Opponents say more water can be obtained at a cheaper cost through water recycling, conservation, underground storage and storm water capture.
Raising Shasta Dam is one of three major new storage projects that could be funded with money from the November water bond. The others are Sites Reservoir in Colusa County and Temperance Flat, near Sequoia-Kings Canyon National Park.
Bureau of Reclamation officials said Tuesday they will take the biologists' concerns on the Shasta project under consideration. The bureau released a draft environmental impact statement in 2013 and is still finishing the final document, which is needed before Congress can consider whether to fund the project.
"It's too early at this stage to say how these particular comments might impact the final report," said Louis Moore, a spokesman for the bureau.
Meanwhile, officials at the Fish and Wildlife Service indicated they may be altering some language in the report.
"It is a draft so it is subject to change," said Steve Martarano, a spokesman for the service.
A federal government source familiar with the report said that Bureau of Reclamation officials were unhappy with it and have pressured the service to rewrite it.

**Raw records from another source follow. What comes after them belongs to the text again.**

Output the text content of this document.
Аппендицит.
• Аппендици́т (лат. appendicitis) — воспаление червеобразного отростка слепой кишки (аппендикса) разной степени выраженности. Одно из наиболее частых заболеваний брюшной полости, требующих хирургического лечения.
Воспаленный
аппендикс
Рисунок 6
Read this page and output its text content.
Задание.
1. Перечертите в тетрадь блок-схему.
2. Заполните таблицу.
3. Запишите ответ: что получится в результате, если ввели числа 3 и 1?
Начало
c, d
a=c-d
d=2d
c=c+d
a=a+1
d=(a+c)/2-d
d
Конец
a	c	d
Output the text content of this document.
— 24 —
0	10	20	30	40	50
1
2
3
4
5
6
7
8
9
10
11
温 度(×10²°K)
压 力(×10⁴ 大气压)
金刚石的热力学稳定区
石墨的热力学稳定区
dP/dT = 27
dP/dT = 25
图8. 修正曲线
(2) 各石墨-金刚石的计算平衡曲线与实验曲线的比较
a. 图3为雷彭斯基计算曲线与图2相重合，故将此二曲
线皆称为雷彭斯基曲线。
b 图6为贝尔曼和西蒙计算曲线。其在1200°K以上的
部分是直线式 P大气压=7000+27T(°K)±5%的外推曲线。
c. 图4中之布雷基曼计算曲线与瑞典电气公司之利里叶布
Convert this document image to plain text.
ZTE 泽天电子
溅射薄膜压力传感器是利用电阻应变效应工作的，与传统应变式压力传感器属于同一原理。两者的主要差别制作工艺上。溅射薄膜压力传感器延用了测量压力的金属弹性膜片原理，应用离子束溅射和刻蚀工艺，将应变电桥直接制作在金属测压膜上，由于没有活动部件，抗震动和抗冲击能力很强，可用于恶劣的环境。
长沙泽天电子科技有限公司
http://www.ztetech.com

Environmentalists say they are worried that top leaders in the Fish and Wildlife Service, particularly its regional director, Ren Lohoefener, who was appointed by former President George W. Bush, will overrule the biologists for political reasons.
They cited the case of Julie MacDonald, a former deputy assistant secretary in the service who resigned in 2007 after an investigation found she had reversed several decisions by the agency's biologists to weaken protections for endangered species in California. The investigation also found that she had given internal documents to the oil industry and property rights groups.
When asked about those concerns, Martarano said: "It's going through the typical process of a draft."